Mr. Berman's article quotes Dr. Poltorak on the rights conferred on a patent owner by the patent office.
"IP may be sold, bought, pledged and traded just like any other asset," says Dr. Alexander Poltorak, CEO of General Patent Corporation, which represents independent inventors and smaller patent owners. "In economic terms, a patent is not really a monopoly but rather a public franchise. It is the single largest incentive for innovation. The patent system is inherently unfair to the small inventors. The right to exclude, i.e. to bring a legal action for patent infringement, does not come cheaply. With the average cost of patent litigation in the US in excess of US$2 million and as high as US$5 million the right to enforce is a theoretical concept of little value to many inventors."

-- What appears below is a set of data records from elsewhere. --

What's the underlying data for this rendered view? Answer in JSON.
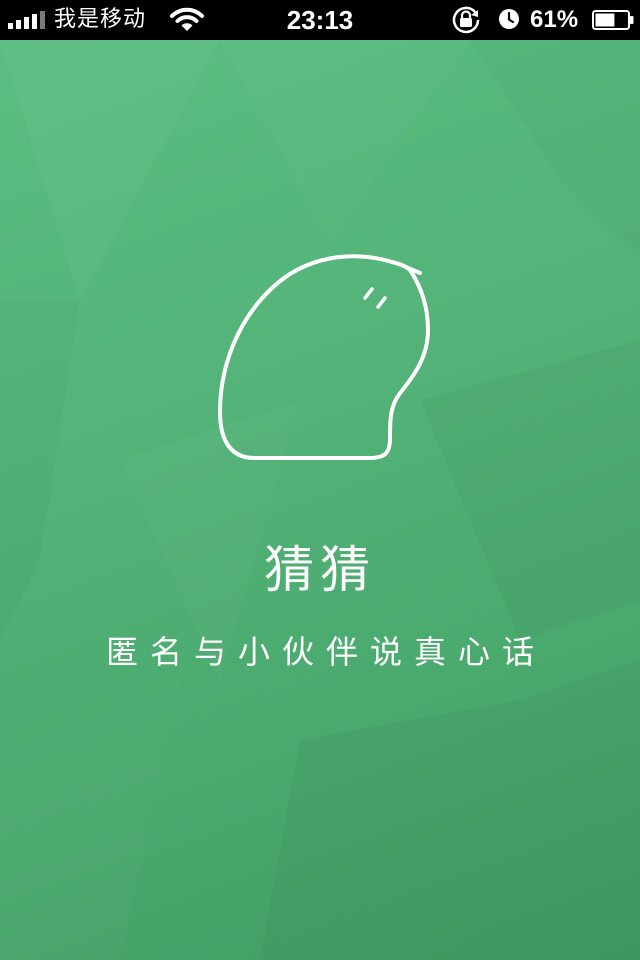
{
  "status_bar": {
    "carrier": "我是移动",
    "time": "23:13",
    "battery_percent": "61%",
    "battery_level": 0.61,
    "signal_bars_filled": 4,
    "signal_bars_total": 5,
    "icons": [
      "signal-icon",
      "wifi-icon",
      "lock-rotation-icon",
      "alarm-icon",
      "battery-icon"
    ]
  },
  "splash": {
    "app_name": "猜猜",
    "slogan": "匿名与小伙伴说真心话",
    "logo_icon": "mascot-blob-icon",
    "colors": {
      "background_top": "#5bbd80",
      "background_bottom": "#409c62",
      "foreground": "#ffffff"
    }
  }
}
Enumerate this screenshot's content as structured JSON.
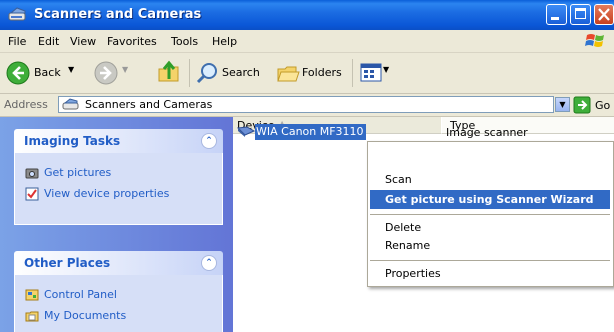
{
  "window": {
    "title": "Scanners and Cameras"
  },
  "menubar": {
    "items": [
      "File",
      "Edit",
      "View",
      "Favorites",
      "Tools",
      "Help"
    ]
  },
  "toolbar": {
    "back_label": "Back",
    "search_label": "Search",
    "folders_label": "Folders"
  },
  "address": {
    "label": "Address",
    "value": "Scanners and Cameras",
    "go_label": "Go"
  },
  "taskpane": {
    "imaging": {
      "title": "Imaging Tasks",
      "items": [
        "Get pictures",
        "View device properties"
      ]
    },
    "other": {
      "title": "Other Places",
      "items": [
        "Control Panel",
        "My Documents"
      ]
    }
  },
  "list": {
    "columns": [
      "Device",
      "Type"
    ],
    "rows": [
      {
        "device": "WIA Canon MF3110",
        "type": "Image scanner"
      }
    ]
  },
  "context_menu": {
    "items": [
      "Scan",
      "Get picture using Scanner Wizard",
      "Delete",
      "Rename",
      "Properties"
    ],
    "highlighted": "Get picture using Scanner Wizard"
  },
  "colors": {
    "title_bar": "#0a5fd9",
    "selection": "#316ac5",
    "task_link": "#215dc6"
  }
}
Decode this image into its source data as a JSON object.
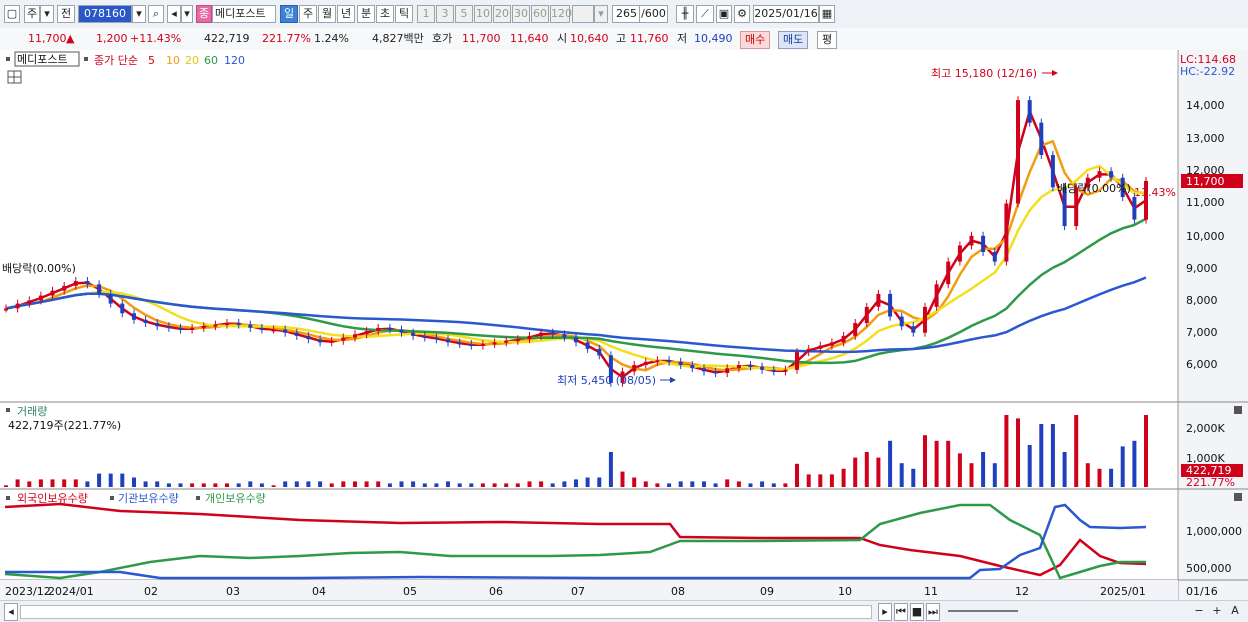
{
  "toolbar": {
    "market_label": "주",
    "market2_label": "전",
    "code_value": "078160",
    "company_label": "메디포스트",
    "period_daily": "일",
    "period_weekly": "주",
    "period_monthly": "월",
    "period_yearly": "년",
    "period_minute": "분",
    "period_second": "초",
    "period_tick": "틱",
    "intervals": [
      "1",
      "3",
      "5",
      "10",
      "20",
      "30",
      "60",
      "120"
    ],
    "count": "265",
    "count_total": "/600",
    "date": "2025/01/16",
    "jong_label": "종"
  },
  "info": {
    "price": "11,700",
    "up_arrow": "▲",
    "change": "1,200",
    "change_pct": "+11.43%",
    "volume": "422,719",
    "volume_pct": "221.77%",
    "turnover_pct": "1.24%",
    "amount": "4,827백만",
    "hoga_label": "호가",
    "ask": "11,700",
    "bid": "11,640",
    "open_label": "시",
    "open": "10,640",
    "high_label": "고",
    "high": "11,760",
    "low_label": "저",
    "low": "10,490",
    "buy_label": "매수",
    "sell_label": "매도",
    "eval_label": "평"
  },
  "legend": {
    "name": "메디포스트",
    "ma_label": "종가 단순",
    "ma": [
      {
        "period": "5",
        "color": "#d0021b"
      },
      {
        "period": "10",
        "color": "#f39c12"
      },
      {
        "period": "20",
        "color": "#f0e020"
      },
      {
        "period": "60",
        "color": "#2e9a48"
      },
      {
        "period": "120",
        "color": "#2a58d0"
      }
    ]
  },
  "annotations": {
    "lc": "LC:114.68",
    "hc": "HC:-22.92",
    "high_note": "최고 15,180 (12/16)",
    "low_note": "최저 5,450 (08/05)",
    "div_left": "배당락(0.00%)",
    "div_right": "배당락(0.00%)",
    "price_tag": "11,700",
    "pct_tag": "11.43%"
  },
  "volume_panel": {
    "title": "거래량",
    "value": "422,719주(221.77%)",
    "tag_value": "422,719",
    "tag_pct": "221.77%"
  },
  "holdings_panel": {
    "series": [
      "외국인보유수량",
      "기관보유수량",
      "개인보유수량"
    ]
  },
  "axes": {
    "price_ticks": [
      "14,000",
      "13,000",
      "12,000",
      "11,000",
      "10,000",
      "9,000",
      "8,000",
      "7,000",
      "6,000"
    ],
    "volume_ticks": [
      "2,000K",
      "1,000K"
    ],
    "holdings_ticks": [
      "1,000,000",
      "500,000"
    ],
    "x_labels": [
      "2023/12",
      "2024/01",
      "02",
      "03",
      "04",
      "05",
      "06",
      "07",
      "08",
      "09",
      "10",
      "11",
      "12",
      "2025/01",
      "01/16"
    ]
  },
  "chart_data": {
    "type": "line",
    "title": "",
    "price_axis": {
      "min": 5000,
      "max": 15180
    },
    "price_series": [
      {
        "name": "종가",
        "values": [
          7750,
          7900,
          8000,
          8150,
          8300,
          8450,
          8600,
          8500,
          8200,
          7900,
          7600,
          7400,
          7300,
          7200,
          7150,
          7100,
          7150,
          7200,
          7250,
          7300,
          7250,
          7150,
          7100,
          7100,
          7000,
          6900,
          6800,
          6700,
          6750,
          6850,
          6950,
          7050,
          7150,
          7100,
          7000,
          6900,
          6850,
          6800,
          6700,
          6650,
          6600,
          6650,
          6700,
          6750,
          6800,
          6900,
          7000,
          6950,
          6850,
          6700,
          6500,
          6300,
          5450,
          5800,
          6000,
          6100,
          6150,
          6100,
          6000,
          5900,
          5800,
          5750,
          5900,
          6000,
          5950,
          5850,
          5800,
          5850,
          6400,
          6500,
          6600,
          6700,
          6900,
          7300,
          7800,
          8200,
          7500,
          7200,
          7000,
          7800,
          8500,
          9200,
          9700,
          10000,
          9500,
          9200,
          11000,
          14200,
          13500,
          12500,
          11500,
          10300,
          11500,
          11800,
          12000,
          11800,
          11200,
          10500,
          11700
        ]
      }
    ],
    "moving_averages": [
      {
        "name": "5"
      },
      {
        "name": "10"
      },
      {
        "name": "20"
      },
      {
        "name": "60"
      },
      {
        "name": "120"
      }
    ],
    "volume_highlights_k": [
      1200,
      2450,
      1500,
      1250
    ]
  }
}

Contrary to popular belief, says Poltorak, patents do not give the right to practice the patented invention. Instead, he explains, they provide the right to exclude others from practicing the patented invention. "As far as the patent law is concerned, there is no difference between paper patents owned by an inventor (those that protect inventions that inventors do not practice themselves), and patents held by large corporations,” Poltorak says. "Patents are nothing more than a license to sue. Enabling small inventors to enforce their patents is the greatest incentive for all innovators. This inspires invention but also forces large companies with significant R&D commitments to pay attention to all patents and either license or design around them. Frequently, this leads to more and better innovation - the intention of the patent system in the first place."